I'm trying to show that this is wrong with a counter example :
$G=S_{3}$ , $H={(1),(1 2)}$ , $a=(1 3) , b=(1 2 3)$
And now we check : $aH = (1 3)H=(1 3) ( (1),(1 2))={(1 3) ,(1 3)(1 2)} = ? $
Here , for the multiplication $(1 3)(1)$ : 1 goes to 1 and 1 goes to 3 , then the result is 1 goes to 3 .
For the second multiplication $(1 3)(1 2)$ : 1 goes to 2 , and then 1 goes to 3 ? how do I calculate this one ?
The same for bH :
$bH=(1 2 3)H=(1 2 3) ( (1),(1 2))={(1 2 3) ,(1 2 3)(1 2)} = ? $
How do I calculate the multiplication of $(123)(12)$ ?
Regards
I believe the precise term you're looking for is composition of permutations.
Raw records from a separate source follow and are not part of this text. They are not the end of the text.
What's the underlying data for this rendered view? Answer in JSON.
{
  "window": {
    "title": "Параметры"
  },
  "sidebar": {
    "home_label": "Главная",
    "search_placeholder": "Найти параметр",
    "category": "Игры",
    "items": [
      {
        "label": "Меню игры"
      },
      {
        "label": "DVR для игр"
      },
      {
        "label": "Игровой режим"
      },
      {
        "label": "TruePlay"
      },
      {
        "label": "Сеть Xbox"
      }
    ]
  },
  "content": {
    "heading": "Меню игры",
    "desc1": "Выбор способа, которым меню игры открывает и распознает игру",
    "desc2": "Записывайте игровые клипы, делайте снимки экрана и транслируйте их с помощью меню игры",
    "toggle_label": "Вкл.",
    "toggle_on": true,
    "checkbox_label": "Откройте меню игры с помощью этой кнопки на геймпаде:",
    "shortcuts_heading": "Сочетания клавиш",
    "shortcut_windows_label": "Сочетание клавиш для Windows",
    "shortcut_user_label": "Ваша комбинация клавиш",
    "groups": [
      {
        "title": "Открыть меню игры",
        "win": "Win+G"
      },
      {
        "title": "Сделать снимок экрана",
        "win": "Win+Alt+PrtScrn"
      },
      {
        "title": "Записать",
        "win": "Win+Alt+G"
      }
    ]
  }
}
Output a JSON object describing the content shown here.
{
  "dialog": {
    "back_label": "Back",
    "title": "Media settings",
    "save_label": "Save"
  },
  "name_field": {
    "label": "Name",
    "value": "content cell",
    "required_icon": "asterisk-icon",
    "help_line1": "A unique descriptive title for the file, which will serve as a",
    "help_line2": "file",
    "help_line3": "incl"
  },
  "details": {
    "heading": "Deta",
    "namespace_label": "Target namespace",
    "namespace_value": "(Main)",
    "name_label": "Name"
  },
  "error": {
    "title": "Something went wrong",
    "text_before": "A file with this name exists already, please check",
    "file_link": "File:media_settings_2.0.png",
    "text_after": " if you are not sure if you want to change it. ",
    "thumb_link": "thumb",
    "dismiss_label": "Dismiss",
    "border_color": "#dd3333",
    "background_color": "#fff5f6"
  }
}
It works exactly like composition of functions: we look at each element's image in the first permutation, then carry that image through to the next permutation, and see where it is sent there.
For the second example, $1$ would go to $2$, and then we look at $2$'s image in the next permutation, which is $3$. This is assuming you're composing right to left, which is how your examples have been going.
Now $2$ goes to $1$ in the right permutation, and $1$ goes back to $2$ in the left permutation, so $2$'s image in the composition of both permutations is $2$. Finally, $3$ is fixed by the first permutation, so we look at where $3$ is sent in the second permutation - it is mapped to $1$. Now, we write our result as one permutation:
$(123)(12) = (13)(2)$, or just $(13)$.
For the first, we similarly calculate $(13)(12)$. Compactly writing the process: $1 \rightarrow 2 \rightarrow 2, 2 \rightarrow 1 \rightarrow 3, 3 \rightarrow 3 \rightarrow 1$, so we have that $(13)(12) = (123)$.